July 27, 2019: Several GNA officials confirmed that the GNA had received Bayraktar UAVs from Turkey. This UAV entered service with the Turkish Air Force in 2014. The Bayraktar Tactical UAV is a 650 kg (1,433 pound) aircraft with a 40 kg (88 pound) payload and an endurance of 24 hours. The Bayraktar UAV uses older, cheaper and more reliable technology than more ambitious Turkish UAV designs and were delivered on time. The Turkish armed forces have about three dozen Bayraktar Tactical UAV and the military has ordered a total of 151 and about half have been delivered. Some have been sold to export customers Qatar and Ukraine. The Turkish government violated the UN arms embargo by transferring several Bayraktar Tactical UAVs and laser-guided missiles to the GNA. Turkey has also supplied personnel to operate and maintain these UAVs.

July 26, 2019: In south-central Libya, (Jufra, 650 kilometers southeast of Tripoli) GNA warplanes attacked the LNA airbase there and damaged two Ukrainian Il-76 transports that had been hired to move weapons from Ukraine to Libya. One of the Ukrainian pilots was killed. Over the next few days, LNA warplanes (manned and unmanned) attacked about ten GNA targets. One of these was the GNA airport outside Misrata (east of Tripoli) where another Ukrainian Il-76 was destroyed. This air transport had flown in weapons for the GNA. Ukrainian Il-76s and other Cold War era transports have been active in weapons smuggling since the 1990s. Most of the weapons come from the enormous Soviet weapons storage sites in Ukraine.

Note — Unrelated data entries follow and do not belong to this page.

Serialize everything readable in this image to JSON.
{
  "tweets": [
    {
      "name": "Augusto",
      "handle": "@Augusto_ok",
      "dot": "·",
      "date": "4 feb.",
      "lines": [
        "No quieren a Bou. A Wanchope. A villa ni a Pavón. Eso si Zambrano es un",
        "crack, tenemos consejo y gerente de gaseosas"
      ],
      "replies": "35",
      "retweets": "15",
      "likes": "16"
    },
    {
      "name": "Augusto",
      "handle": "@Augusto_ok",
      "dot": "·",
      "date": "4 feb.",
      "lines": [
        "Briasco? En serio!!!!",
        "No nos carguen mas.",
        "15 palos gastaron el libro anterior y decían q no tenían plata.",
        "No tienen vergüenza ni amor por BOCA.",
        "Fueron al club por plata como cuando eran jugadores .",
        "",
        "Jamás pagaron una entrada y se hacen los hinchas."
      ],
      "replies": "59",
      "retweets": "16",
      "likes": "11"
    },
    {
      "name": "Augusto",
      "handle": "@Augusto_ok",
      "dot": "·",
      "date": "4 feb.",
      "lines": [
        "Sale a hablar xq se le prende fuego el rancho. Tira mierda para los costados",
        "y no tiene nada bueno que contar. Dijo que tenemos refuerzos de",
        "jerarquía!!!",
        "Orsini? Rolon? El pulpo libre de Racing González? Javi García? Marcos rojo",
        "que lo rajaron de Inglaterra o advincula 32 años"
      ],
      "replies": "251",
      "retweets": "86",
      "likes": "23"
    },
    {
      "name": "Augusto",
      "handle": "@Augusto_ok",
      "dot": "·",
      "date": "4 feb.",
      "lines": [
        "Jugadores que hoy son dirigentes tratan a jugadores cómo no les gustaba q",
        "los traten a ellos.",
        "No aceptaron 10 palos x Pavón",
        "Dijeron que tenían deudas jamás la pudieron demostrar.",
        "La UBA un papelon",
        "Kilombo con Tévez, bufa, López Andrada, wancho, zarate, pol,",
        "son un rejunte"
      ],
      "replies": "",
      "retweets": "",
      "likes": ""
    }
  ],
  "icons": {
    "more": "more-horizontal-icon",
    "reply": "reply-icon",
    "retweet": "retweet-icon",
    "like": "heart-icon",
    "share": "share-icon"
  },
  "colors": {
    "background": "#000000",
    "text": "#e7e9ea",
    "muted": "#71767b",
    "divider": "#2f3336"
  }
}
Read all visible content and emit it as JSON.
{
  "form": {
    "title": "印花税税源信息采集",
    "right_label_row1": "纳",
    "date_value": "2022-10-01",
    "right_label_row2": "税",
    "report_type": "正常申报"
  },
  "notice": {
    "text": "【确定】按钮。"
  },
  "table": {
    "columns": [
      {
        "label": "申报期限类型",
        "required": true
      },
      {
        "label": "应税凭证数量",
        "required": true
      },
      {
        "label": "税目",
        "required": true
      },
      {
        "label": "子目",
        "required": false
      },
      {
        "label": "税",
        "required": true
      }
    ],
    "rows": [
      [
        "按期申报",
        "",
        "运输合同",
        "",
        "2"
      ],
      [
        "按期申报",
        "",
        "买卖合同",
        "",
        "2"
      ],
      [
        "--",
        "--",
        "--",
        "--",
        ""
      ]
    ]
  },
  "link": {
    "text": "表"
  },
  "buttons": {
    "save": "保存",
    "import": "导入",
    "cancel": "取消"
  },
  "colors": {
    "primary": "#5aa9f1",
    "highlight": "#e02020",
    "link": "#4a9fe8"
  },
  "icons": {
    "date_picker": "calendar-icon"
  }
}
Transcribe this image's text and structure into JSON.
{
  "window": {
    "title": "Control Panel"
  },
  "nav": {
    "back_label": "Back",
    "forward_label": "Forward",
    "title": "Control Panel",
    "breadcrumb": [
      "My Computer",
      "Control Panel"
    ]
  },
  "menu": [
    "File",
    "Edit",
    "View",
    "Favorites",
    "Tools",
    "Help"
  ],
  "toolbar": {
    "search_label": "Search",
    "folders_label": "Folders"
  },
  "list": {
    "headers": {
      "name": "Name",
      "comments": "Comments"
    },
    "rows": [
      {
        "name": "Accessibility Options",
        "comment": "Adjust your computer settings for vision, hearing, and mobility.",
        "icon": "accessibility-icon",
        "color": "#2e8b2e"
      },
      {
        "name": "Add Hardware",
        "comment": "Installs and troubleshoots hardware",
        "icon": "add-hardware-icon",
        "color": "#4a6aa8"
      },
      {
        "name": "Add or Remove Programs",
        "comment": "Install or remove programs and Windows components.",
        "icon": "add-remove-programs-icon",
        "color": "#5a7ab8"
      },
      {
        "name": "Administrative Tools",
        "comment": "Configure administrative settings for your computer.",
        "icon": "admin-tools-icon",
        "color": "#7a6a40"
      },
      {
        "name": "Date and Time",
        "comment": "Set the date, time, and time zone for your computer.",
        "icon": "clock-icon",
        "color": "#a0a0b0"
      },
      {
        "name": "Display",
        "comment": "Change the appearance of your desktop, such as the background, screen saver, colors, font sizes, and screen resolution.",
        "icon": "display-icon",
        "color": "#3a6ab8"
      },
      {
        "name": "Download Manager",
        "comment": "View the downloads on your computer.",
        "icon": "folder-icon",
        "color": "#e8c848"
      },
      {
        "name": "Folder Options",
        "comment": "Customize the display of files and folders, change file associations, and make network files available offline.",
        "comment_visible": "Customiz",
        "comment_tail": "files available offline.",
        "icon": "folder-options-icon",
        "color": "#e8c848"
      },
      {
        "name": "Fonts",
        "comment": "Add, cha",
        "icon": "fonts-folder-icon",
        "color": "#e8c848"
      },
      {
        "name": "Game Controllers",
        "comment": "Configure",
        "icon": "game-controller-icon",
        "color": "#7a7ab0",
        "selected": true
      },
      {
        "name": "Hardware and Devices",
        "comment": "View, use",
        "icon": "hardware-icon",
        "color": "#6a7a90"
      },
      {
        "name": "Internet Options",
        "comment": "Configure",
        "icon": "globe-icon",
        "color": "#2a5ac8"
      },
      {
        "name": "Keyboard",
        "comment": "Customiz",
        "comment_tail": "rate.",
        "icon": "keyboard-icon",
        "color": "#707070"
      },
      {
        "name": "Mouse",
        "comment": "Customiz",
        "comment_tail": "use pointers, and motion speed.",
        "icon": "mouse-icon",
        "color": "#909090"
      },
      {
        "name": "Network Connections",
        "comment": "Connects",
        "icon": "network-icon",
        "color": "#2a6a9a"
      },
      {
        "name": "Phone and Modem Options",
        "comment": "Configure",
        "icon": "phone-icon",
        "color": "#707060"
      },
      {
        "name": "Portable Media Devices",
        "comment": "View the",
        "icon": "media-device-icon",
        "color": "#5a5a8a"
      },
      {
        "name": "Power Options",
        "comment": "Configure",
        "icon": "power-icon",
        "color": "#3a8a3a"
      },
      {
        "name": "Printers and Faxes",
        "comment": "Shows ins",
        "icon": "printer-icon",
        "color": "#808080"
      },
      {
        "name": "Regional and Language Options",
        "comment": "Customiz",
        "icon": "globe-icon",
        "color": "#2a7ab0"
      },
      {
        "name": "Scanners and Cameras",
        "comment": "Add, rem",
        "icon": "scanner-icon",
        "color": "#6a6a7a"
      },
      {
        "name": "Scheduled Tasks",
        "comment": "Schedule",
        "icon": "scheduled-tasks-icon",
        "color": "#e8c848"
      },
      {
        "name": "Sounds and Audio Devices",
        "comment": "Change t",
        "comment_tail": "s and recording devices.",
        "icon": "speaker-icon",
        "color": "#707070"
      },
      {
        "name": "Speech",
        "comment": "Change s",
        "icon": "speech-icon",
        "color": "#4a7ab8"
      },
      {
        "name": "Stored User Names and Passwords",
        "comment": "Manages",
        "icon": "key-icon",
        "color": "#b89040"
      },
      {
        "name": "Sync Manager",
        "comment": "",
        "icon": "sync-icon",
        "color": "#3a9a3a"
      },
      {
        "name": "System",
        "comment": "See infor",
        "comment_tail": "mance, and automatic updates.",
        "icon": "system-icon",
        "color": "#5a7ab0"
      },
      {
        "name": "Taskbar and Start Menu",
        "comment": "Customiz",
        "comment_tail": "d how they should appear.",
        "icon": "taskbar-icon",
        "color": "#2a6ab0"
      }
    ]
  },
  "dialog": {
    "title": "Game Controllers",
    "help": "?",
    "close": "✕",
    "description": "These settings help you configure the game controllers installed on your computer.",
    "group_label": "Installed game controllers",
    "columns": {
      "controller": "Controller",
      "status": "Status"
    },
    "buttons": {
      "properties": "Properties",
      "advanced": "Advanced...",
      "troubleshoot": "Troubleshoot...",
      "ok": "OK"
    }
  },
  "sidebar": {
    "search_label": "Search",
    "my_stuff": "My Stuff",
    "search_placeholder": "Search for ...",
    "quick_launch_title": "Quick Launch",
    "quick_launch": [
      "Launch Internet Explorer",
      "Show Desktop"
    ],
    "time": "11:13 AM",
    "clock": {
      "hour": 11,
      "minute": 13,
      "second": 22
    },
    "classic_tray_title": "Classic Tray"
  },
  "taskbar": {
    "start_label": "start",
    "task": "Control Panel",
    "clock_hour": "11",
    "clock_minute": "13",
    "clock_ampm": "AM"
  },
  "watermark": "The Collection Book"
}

These stockpiles were established during the Cold War because Ukraine was the main staging area for the possible war with NATO (which never took place). Other East European countries that, until 1989-1990, were run by pro-Soviet communist governments, had similar but smaller stockpiles of weapons that became Cold War surplus in the 1990s. Some of the weapons were recycled, some are still in use by the armed forces of the now democratic East European nations but a lot of these weapons ended up on the black market. Ukraine became the center of smuggling operations; usually by ship or air. The LNA airstrikes also attacked the Turkish UAVs based outside Misrata.

July 25, 2019: In southern Libya, a thousand members of the Sudan RSF (Rapid Support Force) arrived to take over guarding oil facilities for the LNA (Libyan National Army). Apparently, Sudan is sending another 3,000 RSF forces to Libya as part of an effort to support the foreign policy of Saudi Arabia. Sudan has already sent thousands of RSF forces to fight alongside Saudi troops seeking to put down a Shia rebellion in Yemen. The Saudis are major financial and diplomatic supporters of Sudan and the new government.

July 23, 2019: In the West (outside Tripoli), GNA police raided a house and arrested several al Qaeda members. The prisoners were accused of being responsible for recent terror attacks against GNA facilities in Tripoli. Many of the GNA militias are “Islamic” but not Islamic enough for groups like al Qaeda and ISIL who continue to attack GNA and LNA targets.

July 22, 2019: An LNA warplane made an emergency landing in neighboring Tunisia. The Russian made aircraft is being held at a Tunisian airbase.